J’adorerais y arriver! J’ai revu David Lynch il y a quelque jours, et sur lui je peux en constater les bienfaits. Quoi qu’il se passe autour de lui, à son heure, il part se mettre dans un coin. Ça se ressent, il a une aura, quelque chose d’extrêmement apaisant. Un ami à moi dit qu’il est “comme un élément”. C’est vrai, il dégage quelque chose de très organique.

Dans une interview, Nicole Kidman vous avait fait une belle déclaration d’admiration (“vous avez cette qualité féerique, comme si vous flottiez entre les arbres et les étoiles, et en même temps vous êtes très terre à terre. C’est hypnotisant.”) Vous trouvez qu’il y aplus de solidarité entre les actrices aux États-Unis?
J’adore Nicole, elle est tellement généreuse, extraordinairement drôle et très simple.

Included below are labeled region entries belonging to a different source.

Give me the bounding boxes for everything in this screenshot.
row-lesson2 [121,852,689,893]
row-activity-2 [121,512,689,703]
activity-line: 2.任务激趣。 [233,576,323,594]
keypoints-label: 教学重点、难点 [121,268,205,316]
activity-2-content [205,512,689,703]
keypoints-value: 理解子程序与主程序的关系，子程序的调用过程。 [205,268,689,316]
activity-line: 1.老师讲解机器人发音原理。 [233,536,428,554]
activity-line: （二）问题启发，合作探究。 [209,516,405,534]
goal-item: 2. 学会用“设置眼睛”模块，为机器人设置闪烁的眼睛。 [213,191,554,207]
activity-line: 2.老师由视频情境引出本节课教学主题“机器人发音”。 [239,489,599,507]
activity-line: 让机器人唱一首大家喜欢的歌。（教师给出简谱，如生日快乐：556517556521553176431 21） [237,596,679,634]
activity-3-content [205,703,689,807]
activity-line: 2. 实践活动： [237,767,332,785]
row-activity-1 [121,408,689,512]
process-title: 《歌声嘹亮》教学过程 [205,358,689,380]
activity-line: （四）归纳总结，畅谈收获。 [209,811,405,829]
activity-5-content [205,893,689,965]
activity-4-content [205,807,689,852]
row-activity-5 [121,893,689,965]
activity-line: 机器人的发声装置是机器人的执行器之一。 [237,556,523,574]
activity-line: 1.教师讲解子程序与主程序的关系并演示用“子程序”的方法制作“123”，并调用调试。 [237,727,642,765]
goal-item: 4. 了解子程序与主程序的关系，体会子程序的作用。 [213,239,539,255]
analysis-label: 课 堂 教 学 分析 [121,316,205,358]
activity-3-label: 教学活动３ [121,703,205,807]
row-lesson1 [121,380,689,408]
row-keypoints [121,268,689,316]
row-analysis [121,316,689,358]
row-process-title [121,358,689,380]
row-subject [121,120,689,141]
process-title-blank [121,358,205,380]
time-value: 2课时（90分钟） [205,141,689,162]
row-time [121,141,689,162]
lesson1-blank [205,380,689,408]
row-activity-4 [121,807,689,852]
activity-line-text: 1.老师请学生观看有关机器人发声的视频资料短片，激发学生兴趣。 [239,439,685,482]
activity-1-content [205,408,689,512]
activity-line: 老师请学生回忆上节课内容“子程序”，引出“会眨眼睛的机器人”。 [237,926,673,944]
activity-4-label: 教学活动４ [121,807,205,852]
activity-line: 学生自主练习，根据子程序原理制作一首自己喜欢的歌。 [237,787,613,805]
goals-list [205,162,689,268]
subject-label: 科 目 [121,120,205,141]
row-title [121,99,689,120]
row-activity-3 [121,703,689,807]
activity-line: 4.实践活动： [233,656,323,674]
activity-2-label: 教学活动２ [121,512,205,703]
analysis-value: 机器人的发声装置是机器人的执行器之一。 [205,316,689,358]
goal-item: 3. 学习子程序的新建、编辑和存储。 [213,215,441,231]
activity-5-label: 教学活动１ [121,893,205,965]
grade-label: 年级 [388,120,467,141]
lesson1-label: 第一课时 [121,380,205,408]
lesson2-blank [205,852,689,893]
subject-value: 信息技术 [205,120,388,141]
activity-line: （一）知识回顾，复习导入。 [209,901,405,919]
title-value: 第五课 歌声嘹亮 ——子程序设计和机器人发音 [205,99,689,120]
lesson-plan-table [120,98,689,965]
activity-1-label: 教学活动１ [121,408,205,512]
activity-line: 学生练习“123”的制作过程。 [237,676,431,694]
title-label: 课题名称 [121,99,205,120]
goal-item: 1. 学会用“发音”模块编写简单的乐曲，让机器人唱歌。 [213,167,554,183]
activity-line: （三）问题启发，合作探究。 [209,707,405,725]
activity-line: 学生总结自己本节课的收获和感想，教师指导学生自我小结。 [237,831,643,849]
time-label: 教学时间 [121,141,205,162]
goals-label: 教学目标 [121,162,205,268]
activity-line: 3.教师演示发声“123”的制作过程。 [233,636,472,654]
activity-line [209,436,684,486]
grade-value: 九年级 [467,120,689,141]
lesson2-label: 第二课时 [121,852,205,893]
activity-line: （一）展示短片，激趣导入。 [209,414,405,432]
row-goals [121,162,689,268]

On n’est plus vraiment en contact car on a des vies différentes et éloignées, mais je l’ai trouvée à tomber dans le Rabbit Hole de John Cameron Mitchell. Je ne sais pas pour la solidarité, mais j’aime les actrices passionnément. D’une manière générale, je préfère les films d’actrices que d’acteurs. A chaque fois qu’une jeune comédienne apparaît dans le paysage du cinéma mondial, c’est une expérience unique, très jolie.

Où en êtes-vous de votre documentaire sur les forêts?
Au départ, l’idée était vraiment de partir filmer moi-même dans la forêt. C’est devenu impossible avec mon fils. Alors je “marraine” plutôt le nouveau projet de luc Jacquet (La Marche de l’empereur) qu’il dédie au sujet. Il s’est entouré de penseurs, de poètes, de scientifiques. Je lui ai présenté mon ami Tristan Lecomte, le fondateur d’Alter Eco, qui est un ange tombé du ciel. Sa nouvelle initiative, Pur Projet (www.purprojet.com), est entièrement dédiée au développement durable et la reforestation. Allez voir son site, on peut y acheter des arbres, des hectares de forêts menacées… Pour l’instant, on travaille sur le film avec des petits bouts de financement, au fur et à mesure, mais j’ai bon espoir.